C’est donc aussi un coup de gueule pour mettre les responsables de ces structures face à leurs responsabilités. J’ai envie de dire à nos beaux parleurs (qui parfois sont sincères, c’est ça le pire !) que leurs compliments nous vont certes droit au cœur, mais qu’un abonnement de leur part satisferait davantage notre banquier. Depuis près de dix ans, nous avons bien dû recevoir entre cinq et dix mille promesses d’abonnement… pour n’en recueillir à ce jour qu’un piètre dixième. Depuis près de dix ans, nous clamons haut et fort à qui veut bien l’entendre que notre survie passe par l’abonnement, puisque nous avons fait le choix judicieux de ne pas être diffusés en kiosque (sinon nous n’existerions plus). Mais non. Peut-être nous battons-nous contre des moulins à vent. Seulement le jour où il n’y aura plus ni magazine ni revue dédiés à la chanson, ces organes attachés à un vrai travail de prescription et de recommandation, un travail critique et d’analyse, un travail de mémoire, il ne restera plus que Facebooket sa basse-cour pour faire le boulot. Et là, faudra pas venir se plaindre comme d’aucuns se sont plaints en 2009 à la disparition de Chorus ! Clamer son attachement envers une famille, c’est beau, mais insuffisant. « Il n’y a pas d’amour sans preuves d’amour. » Si la formule vous semble bateau et gnangnan, je peux vous le reformuler en un : franchement, vous déconnez ! Vous me pardonnerez de le dire aussi sèchement — mais sans acrimonie aucune —, car ce n’est pas, me semble-t-il, une usurpation. À bon entendeur.

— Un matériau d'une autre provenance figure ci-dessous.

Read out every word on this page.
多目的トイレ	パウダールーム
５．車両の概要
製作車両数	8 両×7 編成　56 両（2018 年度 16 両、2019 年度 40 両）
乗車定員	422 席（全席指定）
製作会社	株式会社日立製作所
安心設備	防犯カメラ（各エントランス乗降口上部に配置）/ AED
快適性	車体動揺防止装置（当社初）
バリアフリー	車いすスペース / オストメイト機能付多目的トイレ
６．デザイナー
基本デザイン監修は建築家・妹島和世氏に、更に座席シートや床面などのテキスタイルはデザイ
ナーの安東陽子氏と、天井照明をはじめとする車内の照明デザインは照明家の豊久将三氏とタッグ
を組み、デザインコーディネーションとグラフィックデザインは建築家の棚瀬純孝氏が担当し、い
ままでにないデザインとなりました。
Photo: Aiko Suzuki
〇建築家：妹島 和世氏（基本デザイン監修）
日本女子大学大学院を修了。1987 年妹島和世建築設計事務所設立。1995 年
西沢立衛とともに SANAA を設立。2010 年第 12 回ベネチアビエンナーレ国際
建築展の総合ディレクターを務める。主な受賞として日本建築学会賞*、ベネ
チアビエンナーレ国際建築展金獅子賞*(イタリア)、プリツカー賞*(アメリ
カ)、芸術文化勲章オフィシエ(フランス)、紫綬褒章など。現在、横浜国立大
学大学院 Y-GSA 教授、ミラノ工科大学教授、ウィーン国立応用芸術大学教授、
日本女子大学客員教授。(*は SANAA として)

Toujours est-il que nous continuons de faire paraître cette revue tant que cela reste possible. Et pour notre plus grand plaisir. Pour notre plus grand plaisir également, Babx est de retour en chanson avec Amour colosse, un nouvel album fort réussi. Babx en couv’, ça en jette, non ? Le contenu de cette parution estivale est foisonnant, diversifié comme on aime, recelant découvertes et talents confirmés. Aussi apprécierez-vous probablement ces petits coups d’œil dans le rétro : une analyse de l’intégrale de Marie Laforêt, puis une incursion au cœur de la création avec une nouvelle section dédiée à ceux qui font la chanson — auteurs, compositeurs et plus si affinités. Pour cet épisode inaugural, nous vous invitons à lire un très bel entretien avec Claude Lemesle ainsi qu’un portrait de Maurice Vidalin. Coup double. Avouez qu’il y a pire entrée en matière !
Bel été à tous, que vous festivaliez ou pas. L’été, Lecteur fidèle, est aussi la saison des réabonnements — mais je ne t’apprends rien.
À la rentrée prochaine.
David Desreumaux
8 juin 2025
[1] Nous ne citons ici aucun nom afin de ne mettre personne mal à l’aise.